While it is widely accepted that boosting supply will stabilise and reduce prices, some key players in Hobart’s housing sector seem oblivious to this and unaware of the critical role they have in restoring the balance.
A major stakeholder who seems to have missed the more-homes-lower-rent Zoom session is the Hobart City Council, with the Council recently releasing its Affordable Housing and Homelessness Commitment for public comment. In my opinion, the actions contained in the Commitment are weak and underwhelming, comprising of low impact and vague actions that will do little to nothing to keep Tasmanians safe, warm and dry, especially in the short term.
Disturbingly, the Commitment is silent on the Council’s role as Planning Authority and the direct correlation that exists between the decisions made by the 12 elected members and Hobart’s housing situation. Given every single home in Hobart is filtered through the Council, the decisions they make have a tangible and dramatic impact on the availability of homes and how much those homes cost. Without the state growing its public and social housing portfolio, and local government having full awareness of the power in their hands and the consequences of their votes, the situation will not improve.
Given the intensity of our housing stress, the default position should be to approve homes, with rejection being the exception. The Hobart City Council needs to accept their share of accountability for the Hobart’s housing troubles and must ensure that personal preferences and highly subjective rationales no longer keep much needed homes as plans and reports only. At minimum, members should be reminded of Hobart’s housing affordability and population growth statistics at the beginning of every Planning Authority session to ensure this relationship is front of mind.
If the Hobart City Council is serious about homelessness and housing affordability, it will take more than reference groups and media opportunities to see positive results.
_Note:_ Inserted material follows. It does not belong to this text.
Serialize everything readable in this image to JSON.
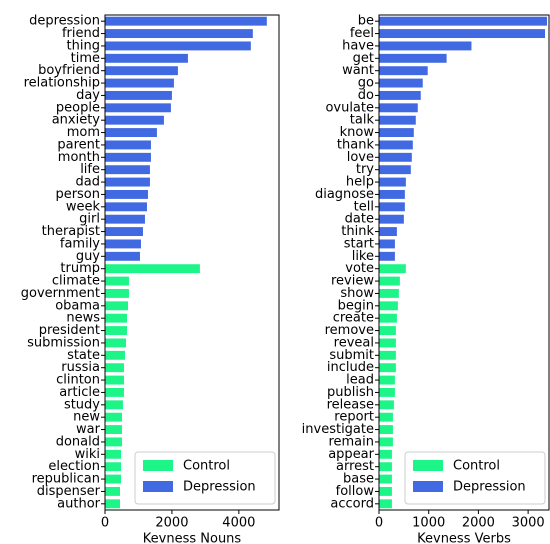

Now is the time for the Council to commit to significant actions that exert the Council, requiring it to put some of its own skin in the game.
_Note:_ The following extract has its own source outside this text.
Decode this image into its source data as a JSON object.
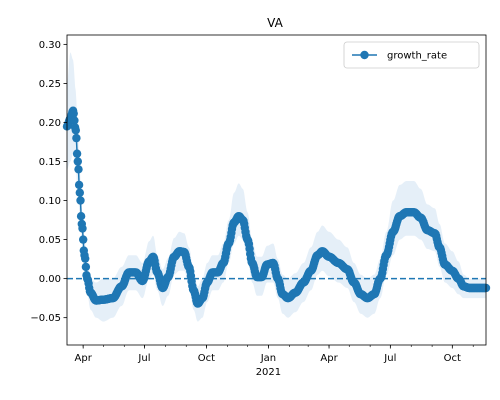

Beyond their role as Planning Authority, the Council’s ability to positively influence housing affordability and, therefore, homelessness is broad. The Council needs to transition from blocker to enabler, and actions such a waiving permit fees and fast-tracked approvals processes for affordable housing could kick-start the change. The Council could also look to incentivise short-stay accommodation to change to long-term rental by offering rates discounts when properties are rented for a minimum period and make accessing planning advice more accessible.
The seriousness of today’s housing crisis and the lack of a blue sky in the horizon means the key players – State and Local Government – cannot ignore their fundamental role in ensuring that we have the homes we need for today’s Tasmanians and our future arrivals.